It was 100 years ago today, when the U.S. and its allies signed an armistice with Germany bringing World War I to a close. The 11th hour of the 11th day of the 11th month has been set aside as the time we honor our veterans.
At first, it was called Armistice Day. The war it brought to an end was not then known as World War I. Some called it The Great War, the war to end all wars. No one could imagine that 23 years later, the world would once again be at war.
School students today know the events of Sept. 11, 2001, only from a historical prospective. They were not born when terrorists attacked our country.
When it comes to veterans, all of our World War I veterans have died. There are only 500,000 World War II veterans still living and most of them are in their 90s.
Few of us remember having ration books to buy things like sugar, meat or cooking oil. Gasoline and tires were also rationed. Some locations had to conduct regular air raid drills. Mothers had banners with stars to represent their sons serving in the war. Blue was for those on active duty, silver for those who had been injured and gold for those who were killed.
There were 320,000 Georgians who served in uniform during World War II. There were those who worked in civilian jobs, like the Bell bomber plant in Marietta.
Our largest group of living veterans is our Vietnam-era veterans. We had 228,000 Georgians who served in Vietnam and we have nearly 250,000 Vietnam veterans living in our state.
We watched the war in Southeast Asia each night on the evening news. Also on the news were protests on college campuses and other locations in the U.S. against the war. Vietnam veterans came home and were insulted and spat upon by those who opposed the U.S. involvement.
Today is the day that we should offer our thanks to all who have worn the uniform of our country. We tend to confuse the observances of Memorial Day and Veterans Day. Memorial Day is to honor our wartime dead. Veterans Day is to say we celebrate those who have served, particularly those who are living.
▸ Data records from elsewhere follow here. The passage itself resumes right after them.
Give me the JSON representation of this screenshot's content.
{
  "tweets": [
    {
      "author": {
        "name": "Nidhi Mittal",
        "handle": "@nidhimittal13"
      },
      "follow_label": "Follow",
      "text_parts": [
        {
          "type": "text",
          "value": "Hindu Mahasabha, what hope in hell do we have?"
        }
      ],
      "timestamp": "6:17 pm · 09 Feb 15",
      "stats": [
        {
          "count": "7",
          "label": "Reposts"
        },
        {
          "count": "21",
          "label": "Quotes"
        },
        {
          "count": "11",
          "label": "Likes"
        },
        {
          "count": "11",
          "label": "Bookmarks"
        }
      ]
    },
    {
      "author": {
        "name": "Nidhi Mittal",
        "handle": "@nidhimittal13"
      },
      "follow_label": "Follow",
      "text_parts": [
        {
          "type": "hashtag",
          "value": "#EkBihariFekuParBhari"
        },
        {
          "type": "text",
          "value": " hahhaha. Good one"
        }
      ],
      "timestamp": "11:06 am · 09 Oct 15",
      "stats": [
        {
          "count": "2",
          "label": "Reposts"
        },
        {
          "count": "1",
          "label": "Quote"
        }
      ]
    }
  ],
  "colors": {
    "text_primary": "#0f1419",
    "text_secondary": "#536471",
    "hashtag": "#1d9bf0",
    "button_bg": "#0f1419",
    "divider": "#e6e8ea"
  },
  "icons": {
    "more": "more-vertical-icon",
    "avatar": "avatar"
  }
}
We have other veterans who also served with honor and distinction in the Gulf War and the War on Terror.
In my travels, I often see those in uniform in the airport. When possible, I thank them for their service. I think about where they might be going and what unknown threats they might face. I think about their families at home, who await word of their safety.
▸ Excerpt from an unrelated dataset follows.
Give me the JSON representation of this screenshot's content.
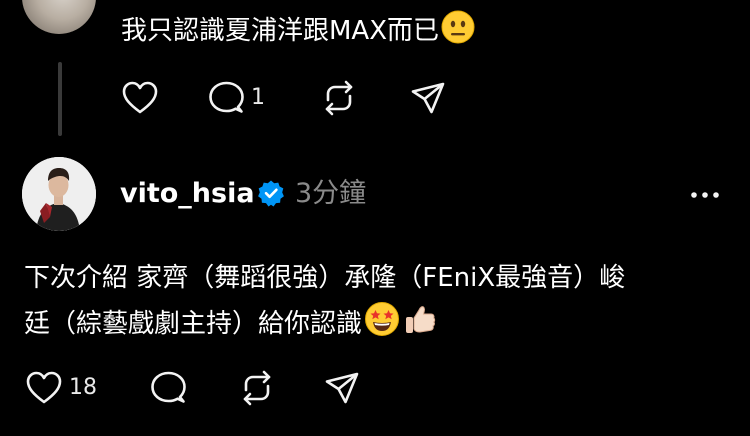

What I find most interesting is the number of young people leaving high school or college and enlisting in the military. We have many bright and dedicated young people who are now training in fields that didn’t exist a few years ago, such as cyber terrorism.
To all who have served in the Army, Navy, Air Force, Marine Corps or Coast Guard we say thank you. Your willingness to leave home and family and serve our nation is a sign of devotion that is worthy of admiration.
Take a moment today and say thank you to a veteran. You’ll be glad you did.